For verbs to map meaningfully into a game space, you have to decide first and foremost whether your game can create an instantiation of the verb that is high enough quality to count as practice of your objective. If you’re making a learning game about race car driving, it’s fairly clear you’ll be able to make a game that can capture a lot of car racing verbs meaningfully. Making a game about throwing clay pots on a wheel however, may be more difficult, in that the tactile feedback of the clay is a fundamental component of the act. A game about a softer, nuanced skill like empathy or conflict resolution would also have its work cut out for it- it’s not immediately obvious how building a model of action in a game can match the fidelity or nuance required to demonstrate those skills realistically.

That’s not to say it can’t be done- this is what that makes learning game design such an interesting challenge! But hopefully directly reconciling your learning objective’s goals with your planned implementation of the verb can help you iron out wrinkles in your learning model before you head to playtesting.

Strategy 3: System

Games ultimately are made up of rules, and then the experience of those rules. Any serious play of a game requires the player to start unpacking and analyzing those rules. Many learning objectives, especially hip new 21st Century Skills objectives, involve asking the learner to understand something from a systemic, structural point of view. 

If you’re looking at learning objectives that imply or demand a systemic point of view, consider taking that objective and transforming it into the rules of the game itself. Ecosystems, social models, systems principles, sociological concepts…just about any set of rules that cover dynamic input and output are potential candidates for integration into your game rules.

I’ve already used SimCity above (curse you Dan Norton of the past!), so let’s go with a slightly more unintuitive example- Slay the Spire. Slay the Spire is a rogue-like-ish adventure card game, where players assemble decks of abilities to climb a tower and battle ever-more-dangerous baddies.

Slay The Spire’s core gameplay-loop is definitely leaning on a more verb-centric form of gameplay. You play the cards to hurt, heal, buff, nerf…whatever it is. But after most rounds, you are given the opportunity to add or occasionally subtract cards from your deck. This is some top-notch systemic strategic thinking. You get to blend your “on-the-ground” experience of using those cards to inform your systemic understanding of your entire deck. You can look for synergies, balance card costs, and beef up your combos. This cycle of action and reflection is one of my personal favorite things in games. It’s even in American Football!

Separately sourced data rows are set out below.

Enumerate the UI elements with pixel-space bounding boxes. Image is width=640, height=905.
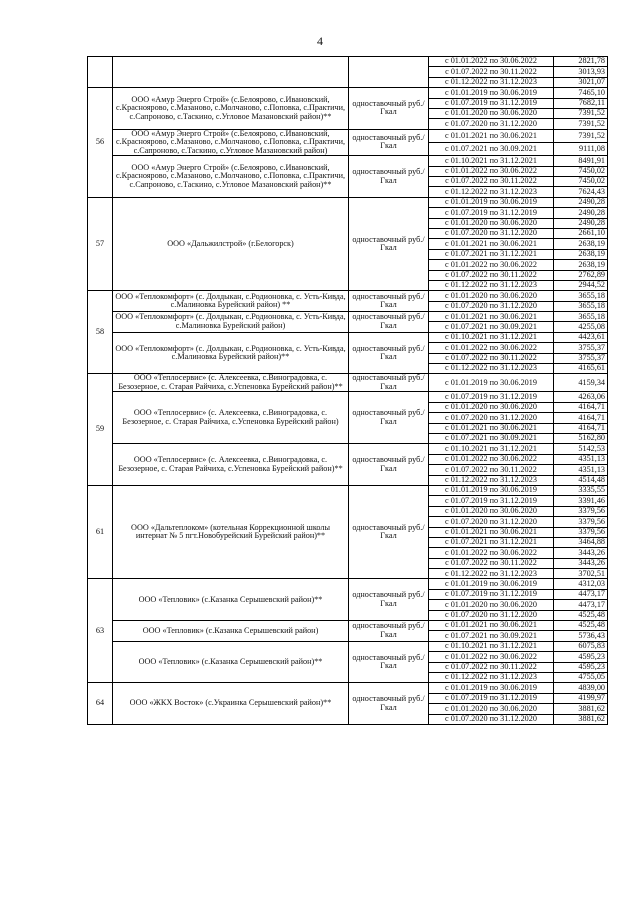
tariff-period: с 01.01.2020 по 30.06.2020: [429, 402, 554, 412]
tariff-kind: одноставочный руб./Гкал: [349, 374, 429, 392]
tariff-value: 2762,89: [554, 270, 608, 280]
tariff-value: 4525,48: [554, 610, 608, 620]
tariff-table: [87, 56, 608, 725]
tariff-kind: одноставочный руб./Гкал: [349, 291, 429, 312]
tariff-period: с 01.07.2021 по 30.09.2021: [429, 631, 554, 641]
tariff-value: 4255,08: [554, 322, 608, 332]
row-number: 58: [88, 291, 113, 374]
table-row: [88, 641, 608, 651]
tariff-period: с 01.01.2022 по 30.06.2022: [429, 343, 554, 353]
tariff-table-body: [88, 57, 608, 725]
tariff-period: с 01.01.2021 по 30.06.2021: [429, 621, 554, 631]
tariff-value: 4839,00: [554, 683, 608, 693]
tariff-value: 2638,19: [554, 260, 608, 270]
tariff-value: 4312,03: [554, 579, 608, 589]
tariff-value: 3379,56: [554, 527, 608, 537]
tariff-period: с 01.01.2022 по 30.06.2022: [429, 260, 554, 270]
tariff-period: с 01.01.2019 по 30.06.2019: [429, 579, 554, 589]
table-row: [88, 57, 608, 67]
tariff-kind: одноставочный руб./Гкал: [349, 392, 429, 444]
table-row: [88, 374, 608, 392]
tariff-period: с 01.01.2019 по 30.06.2019: [429, 374, 554, 392]
tariff-kind: одноставочный руб./Гкал: [349, 683, 429, 725]
tariff-value: 7450,02: [554, 177, 608, 187]
tariff-value: 4351,13: [554, 454, 608, 464]
tariff-period: с 01.07.2019 по 31.12.2019: [429, 208, 554, 218]
tariff-period: с 01.07.2021 по 30.09.2021: [429, 322, 554, 332]
tariff-period: с 01.01.2022 по 30.06.2022: [429, 548, 554, 558]
organization-name: ООО «Тепловик» (с.Казанка Серышевский район)**: [113, 641, 349, 683]
tariff-period: с 01.12.2022 по 31.12.2023: [429, 569, 554, 579]
tariff-period: с 01.07.2022 по 30.11.2022: [429, 465, 554, 475]
tariff-period: с 01.07.2022 по 30.11.2022: [429, 558, 554, 568]
tariff-kind: одноставочный руб./Гкал: [349, 444, 429, 486]
tariff-period: с 01.01.2022 по 30.06.2022: [429, 166, 554, 176]
table-row: [88, 197, 608, 207]
table-row: [88, 683, 608, 693]
tariff-value: 2821,78: [554, 57, 608, 67]
tariff-period: с 01.01.2019 по 30.06.2019: [429, 197, 554, 207]
tariff-period: с 01.01.2020 по 30.06.2020: [429, 704, 554, 714]
tariff-value: 2638,19: [554, 239, 608, 249]
tariff-value: 2638,19: [554, 249, 608, 259]
organization-name: ООО «Тепловик» (с.Казанка Серышевский район): [113, 621, 349, 642]
tariff-value: 4351,13: [554, 465, 608, 475]
tariff-period: с 01.07.2019 по 31.12.2019: [429, 693, 554, 703]
tariff-period: с 01.01.2019 по 30.06.2019: [429, 88, 554, 98]
tariff-period: с 01.07.2020 по 31.12.2020: [429, 714, 554, 724]
tariff-value: 3443,26: [554, 548, 608, 558]
tariff-kind: одноставочный руб./Гкал: [349, 197, 429, 291]
tariff-value: 3464,88: [554, 537, 608, 547]
tariff-period: с 01.01.2019 по 30.06.2019: [429, 683, 554, 693]
tariff-kind: одноставочный руб./Гкал: [349, 641, 429, 683]
tariff-period: с 01.07.2022 по 30.11.2022: [429, 662, 554, 672]
tariff-period: с 01.07.2019 по 31.12.2019: [429, 589, 554, 599]
tariff-period: с 01.07.2019 по 31.12.2019: [429, 98, 554, 108]
row-number: 57: [88, 197, 113, 291]
tariff-period: с 01.01.2021 по 30.06.2021: [429, 312, 554, 322]
tariff-period: с 01.07.2020 по 31.12.2020: [429, 517, 554, 527]
row-number: 61: [88, 485, 113, 579]
tariff-value: 2661,10: [554, 228, 608, 238]
tariff-value: 4473,17: [554, 600, 608, 610]
tariff-period: с 01.12.2022 по 31.12.2023: [429, 187, 554, 197]
tariff-period: с 01.07.2020 по 31.12.2020: [429, 610, 554, 620]
table-row: [88, 579, 608, 589]
tariff-period: с 01.07.2022 по 30.11.2022: [429, 270, 554, 280]
organization-name: ООО «Дальжилстрой» (г.Белогорск): [113, 197, 349, 291]
tariff-period: с 01.07.2022 по 30.11.2022: [429, 177, 554, 187]
tariff-value: 7450,02: [554, 166, 608, 176]
tariff-value: 4755,05: [554, 672, 608, 682]
organization-name: ООО «Теплосервис» (с. Алексеевка, с.Виноградовка, с. Безозерное, с. Старая Райчиха, с.Успеновка Бурейский район)**: [113, 374, 349, 392]
tariff-value: 5142,53: [554, 444, 608, 454]
tariff-period: с 01.07.2019 по 31.12.2019: [429, 496, 554, 506]
organization-name: ООО «Амур Энерго Строй» (с.Белоярово, с.Ивановский, с.Красноярово, с.Мазаново, с.Молчаново, с.Поповка, с.Практичи, с.Сапроново, с.Таскино, с.Угловое Мазановский район): [113, 129, 349, 156]
tariff-value: 3755,37: [554, 353, 608, 363]
tariff-value: 3655,18: [554, 312, 608, 322]
tariff-period: с 01.10.2021 по 31.12.2021: [429, 444, 554, 454]
tariff-kind: одноставочный руб./Гкал: [349, 156, 429, 198]
tariff-value: 2944,52: [554, 280, 608, 290]
table-row: [88, 156, 608, 166]
row-number: 59: [88, 374, 113, 486]
table-row: [88, 621, 608, 631]
organization-name: ООО «Теплокомфорт» (с. Долдыкан, с.Родионовка, с. Усть-Кивда, с.Малиновка Бурейский район): [113, 312, 349, 333]
tariff-period: с 01.10.2021 по 31.12.2021: [429, 332, 554, 342]
tariff-period: с 01.01.2020 по 30.06.2020: [429, 291, 554, 301]
tariff-period: с 01.01.2022 по 30.06.2022: [429, 57, 554, 67]
organization-name: ООО «Теплокомфорт» (с. Долдыкан, с.Родионовка, с. Усть-Кивда, с.Малиновка Бурейский район) **: [113, 291, 349, 312]
organization-name: ООО «Амур Энерго Строй» (с.Белоярово, с.Ивановский, с.Красноярово, с.Мазаново, с.Молчаново, с.Поповка, с.Практичи, с.Сапроново, с.Таскино, с.Угловое Мазановский район)**: [113, 156, 349, 198]
tariff-value: 3379,56: [554, 506, 608, 516]
tariff-value: 4164,71: [554, 402, 608, 412]
tariff-value: 3881,62: [554, 704, 608, 714]
tariff-value: 3021,07: [554, 77, 608, 87]
tariff-kind: одноставочный руб./Гкал: [349, 129, 429, 156]
table-row: [88, 444, 608, 454]
tariff-period: с 01.01.2020 по 30.06.2020: [429, 108, 554, 118]
tariff-value: 4595,23: [554, 662, 608, 672]
tariff-value: 4263,06: [554, 392, 608, 402]
tariff-value: 7624,43: [554, 187, 608, 197]
tariff-value: 2490,28: [554, 197, 608, 207]
tariff-period: с 01.01.2020 по 30.06.2020: [429, 506, 554, 516]
tariff-value: 4514,48: [554, 475, 608, 485]
tariff-period: с 01.01.2021 по 30.06.2021: [429, 129, 554, 142]
organization-name: ООО «Дальтеплоком» (котельная Коррекционной школы интернат № 5 пгт.Новобурейский Бурейский район)**: [113, 485, 349, 579]
tariff-period: с 01.01.2020 по 30.06.2020: [429, 600, 554, 610]
tariff-period: с 01.01.2020 по 30.06.2020: [429, 218, 554, 228]
tariff-period: с 01.01.2022 по 30.06.2022: [429, 652, 554, 662]
tariff-value: 4595,23: [554, 652, 608, 662]
tariff-kind: одноставочный руб./Гкал: [349, 621, 429, 642]
tariff-value: 2490,28: [554, 218, 608, 228]
tariff-value: 3755,37: [554, 343, 608, 353]
tariff-period: с 01.12.2022 по 31.12.2023: [429, 280, 554, 290]
tariff-period: с 01.01.2021 по 30.06.2021: [429, 423, 554, 433]
page-number: 4: [317, 34, 323, 48]
tariff-period: с 01.10.2021 по 31.12.2021: [429, 641, 554, 651]
tariff-value: 3379,56: [554, 517, 608, 527]
tariff-period: с 01.12.2022 по 31.12.2023: [429, 364, 554, 374]
row-number: [88, 57, 113, 88]
tariff-value: 4199,97: [554, 693, 608, 703]
tariff-period: с 01.07.2020 по 31.12.2020: [429, 413, 554, 423]
tariff-value: 4423,61: [554, 332, 608, 342]
organization-name: ООО «Теплокомфорт» (с. Долдыкан, с.Родионовка, с. Усть-Кивда, с.Малиновка Бурейский район)**: [113, 332, 349, 374]
tariff-period: с 01.01.2022 по 30.06.2022: [429, 454, 554, 464]
tariff-period: с 01.07.2021 по 31.12.2021: [429, 537, 554, 547]
tariff-value: 5736,43: [554, 631, 608, 641]
tariff-value: 8491,91: [554, 156, 608, 166]
table-row: [88, 88, 608, 98]
row-number: 56: [88, 88, 113, 198]
organization-name: [113, 57, 349, 88]
tariff-value: 7465,10: [554, 88, 608, 98]
organization-name: ООО «Теплосервис» (с. Алексеевка, с.Виноградовка, с. Безозерное, с. Старая Райчиха, с.Успеновка Бурейский район): [113, 392, 349, 444]
tariff-value: 3335,55: [554, 485, 608, 495]
row-number: 63: [88, 579, 113, 683]
tariff-value: 7391,52: [554, 108, 608, 118]
tariff-period: с 01.12.2022 по 31.12.2023: [429, 672, 554, 682]
table-row: [88, 291, 608, 301]
tariff-period: с 01.01.2021 по 30.06.2021: [429, 527, 554, 537]
tariff-value: 3013,93: [554, 67, 608, 77]
tariff-value: 7682,11: [554, 98, 608, 108]
tariff-value: 4159,34: [554, 374, 608, 392]
organization-name: ООО «Тепловик» (с.Казанка Серышевский район)**: [113, 579, 349, 621]
tariff-value: 5162,80: [554, 434, 608, 444]
row-number: 64: [88, 683, 113, 725]
tariff-period: с 01.10.2021 по 31.12.2021: [429, 156, 554, 166]
tariff-value: 3655,18: [554, 301, 608, 311]
tariff-period: с 01.07.2022 по 30.11.2022: [429, 353, 554, 363]
organization-name: ООО «ЖКХ Восток» (с.Украинка Серышевский район)**: [113, 683, 349, 725]
tariff-kind: одноставочный руб./Гкал: [349, 88, 429, 130]
tariff-value: 3443,26: [554, 558, 608, 568]
tariff-value: 4525,48: [554, 621, 608, 631]
tariff-period: с 01.07.2022 по 30.11.2022: [429, 67, 554, 77]
tariff-period: с 01.07.2021 по 30.09.2021: [429, 434, 554, 444]
tariff-period: с 01.01.2019 по 30.06.2019: [429, 485, 554, 495]
tariff-value: 7391,52: [554, 129, 608, 142]
tariff-value: 7391,52: [554, 119, 608, 129]
tariff-period: с 01.07.2021 по 30.09.2021: [429, 142, 554, 155]
tariff-value: 3391,46: [554, 496, 608, 506]
table-row: [88, 129, 608, 142]
tariff-period: с 01.07.2020 по 31.12.2020: [429, 228, 554, 238]
tariff-value: 6075,83: [554, 641, 608, 651]
tariff-period: с 01.12.2022 по 31.12.2023: [429, 77, 554, 87]
tariff-period: с 01.01.2021 по 30.06.2021: [429, 239, 554, 249]
tariff-value: 4473,17: [554, 589, 608, 599]
tariff-period: с 01.07.2020 по 31.12.2020: [429, 119, 554, 129]
tariff-value: 4164,71: [554, 413, 608, 423]
organization-name: ООО «Амур Энерго Строй» (с.Белоярово, с.Ивановский, с.Красноярово, с.Мазаново, с.Молчаново, с.Поповка, с.Практичи, с.Сапроново, с.Таскино, с.Угловое Мазановский район)**: [113, 88, 349, 130]
tariff-kind: одноставочный руб./Гкал: [349, 485, 429, 579]
tariff-value: 4165,61: [554, 364, 608, 374]
table-row: [88, 332, 608, 342]
tariff-period: с 01.07.2019 по 31.12.2019: [429, 392, 554, 402]
tariff-period: с 01.07.2020 по 31.12.2020: [429, 301, 554, 311]
tariff-kind: [349, 57, 429, 88]
table-row: [88, 485, 608, 495]
tariff-period: с 01.12.2022 по 31.12.2023: [429, 475, 554, 485]
tariff-value: 2490,28: [554, 208, 608, 218]
tariff-kind: одноставочный руб./Гкал: [349, 579, 429, 621]
tariff-value: 3702,51: [554, 569, 608, 579]
organization-name: ООО «Теплосервис» (с. Алексеевка, с.Виноградовка, с. Безозерное, с. Старая Райчиха, с.Успеновка Бурейский район)**: [113, 444, 349, 486]
table-row: [88, 312, 608, 322]
tariff-kind: одноставочный руб./Гкал: [349, 312, 429, 333]
tariff-period: с 01.07.2021 по 31.12.2021: [429, 249, 554, 259]
tariff-kind: одноставочный руб./Гкал: [349, 332, 429, 374]
tariff-value: 4164,71: [554, 423, 608, 433]
tariff-value: 3881,62: [554, 714, 608, 724]
tariff-value: 9111,08: [554, 142, 608, 155]
table-row: [88, 392, 608, 402]
tariff-value: 3655,18: [554, 291, 608, 301]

When embedding your learning objectives at a system level, be aware that of the three strategies, this is the most subtle. It’s unlikely that the player will intellectually challenge the “reality” of the system rules, since they are given as the assumed fabric of the game’s reality. Players are used to challenging facts, but they are used to inhaling and mastering systems, then uncovering ways to be clever and empowered INSIDE those systems, instead of challenging the validity of them.

It’s also important to note that simply because you’ve modeled something, that doesn’t mean the player will unpack that model. The player must have a required need to experiment and test that model in order to be able to express any mastery of it.


SO, if you’ve managed to get this far, you should have in your greasy hands the following things:

  • Explicit learning objectives that you can design mechanics for
  • Rough strategies on how gameplay mechanics can be tailored to those objectives via roles, verbs, and identity
  • A client who understands how their expertise is going to apply to the project
  • A team who have a common shared goal on how to define success on a project

Now all you have to worry about is deadlines, scope management, death, and taxes. Great! Thanks for reading, I hope you found this helpful!